When a batch of pleas moved by the brick kiln operators arguing that the Tahsildar was not empowered to order closure, Justice Pushpa Sathyanarayana conceded the contention and set aside the order.
“It is clear that it is the duty of the Tahsildar and other officials, who could be placed on a par with the Taluk Level Task Force, is only to examine the adherence of the norms in terms of the licence and submit a report to the Collector. They can do nothing more than that. The competent authority alone can initiate action against the offenders,” the judge held.
The judge added that the Collector could not delegate such powers on his own and pointed out that it was settled law that when the statute says something to be done in a particular way, it has to be done in that way.
The court then directed the Coimbatore Collector, who is the competent authority under the statute, to pass appropriate orders within four weeks after hearing the brick kiln workers. The judge also held that the impugned closure order would be treated as notices to the petitioners for appearing before the Collector. However, the judge also made it clear that since the first bench was seized of the issue pertaining to identification and securing the elephant corridors in Coimbatore Forest Division, she has confined to deciding the legality of the impugned orders and not dwelt on other submissions about elephant corridor.

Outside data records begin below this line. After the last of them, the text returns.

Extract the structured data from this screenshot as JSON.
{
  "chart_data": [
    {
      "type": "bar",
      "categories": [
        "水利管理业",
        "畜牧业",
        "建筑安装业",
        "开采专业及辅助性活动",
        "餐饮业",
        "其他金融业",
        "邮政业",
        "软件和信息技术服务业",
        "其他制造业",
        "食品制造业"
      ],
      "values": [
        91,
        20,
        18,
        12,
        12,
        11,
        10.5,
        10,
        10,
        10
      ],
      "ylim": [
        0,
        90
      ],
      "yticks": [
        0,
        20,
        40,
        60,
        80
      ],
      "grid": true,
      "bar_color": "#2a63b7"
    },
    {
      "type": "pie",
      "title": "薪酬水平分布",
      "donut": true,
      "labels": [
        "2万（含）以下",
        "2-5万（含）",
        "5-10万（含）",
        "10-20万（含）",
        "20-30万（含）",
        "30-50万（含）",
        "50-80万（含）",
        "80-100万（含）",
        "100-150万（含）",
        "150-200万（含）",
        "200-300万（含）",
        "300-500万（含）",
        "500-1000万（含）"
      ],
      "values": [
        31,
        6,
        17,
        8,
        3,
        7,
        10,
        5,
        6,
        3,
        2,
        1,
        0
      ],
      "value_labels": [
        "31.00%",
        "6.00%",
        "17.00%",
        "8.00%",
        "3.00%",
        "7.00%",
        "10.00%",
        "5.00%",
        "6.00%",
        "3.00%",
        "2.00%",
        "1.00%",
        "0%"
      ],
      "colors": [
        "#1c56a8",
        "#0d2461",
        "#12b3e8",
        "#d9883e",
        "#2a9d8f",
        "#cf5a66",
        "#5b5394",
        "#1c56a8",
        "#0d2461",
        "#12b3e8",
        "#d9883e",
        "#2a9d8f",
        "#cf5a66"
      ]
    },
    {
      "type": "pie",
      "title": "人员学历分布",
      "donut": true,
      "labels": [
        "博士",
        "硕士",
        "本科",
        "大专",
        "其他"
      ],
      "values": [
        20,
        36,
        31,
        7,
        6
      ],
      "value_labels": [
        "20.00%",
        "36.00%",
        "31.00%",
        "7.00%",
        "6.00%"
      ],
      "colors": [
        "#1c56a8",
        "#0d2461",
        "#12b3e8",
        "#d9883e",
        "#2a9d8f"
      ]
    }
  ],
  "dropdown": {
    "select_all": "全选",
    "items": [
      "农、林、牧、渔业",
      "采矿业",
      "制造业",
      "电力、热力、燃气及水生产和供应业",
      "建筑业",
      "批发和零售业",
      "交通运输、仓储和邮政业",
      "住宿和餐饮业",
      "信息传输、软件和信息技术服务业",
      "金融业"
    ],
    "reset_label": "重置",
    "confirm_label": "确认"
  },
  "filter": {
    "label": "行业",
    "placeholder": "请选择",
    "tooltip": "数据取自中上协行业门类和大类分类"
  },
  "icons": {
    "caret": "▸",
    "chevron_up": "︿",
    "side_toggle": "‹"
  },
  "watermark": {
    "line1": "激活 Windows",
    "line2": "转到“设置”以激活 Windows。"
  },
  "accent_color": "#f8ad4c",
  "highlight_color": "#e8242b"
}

Besides raising the issue of Tahsildar not being the competent official, the counsels appearing for the brick kiln owners largely relied on a claim that though the survey numbers of the lands where the kilns have been set up have not been brought within the purview of the elephant corridor. But under the guise of implementing the interim directions of the first bench, the authorities closed down all the brick-kilns in scant regard to the provisions of law, they claimed.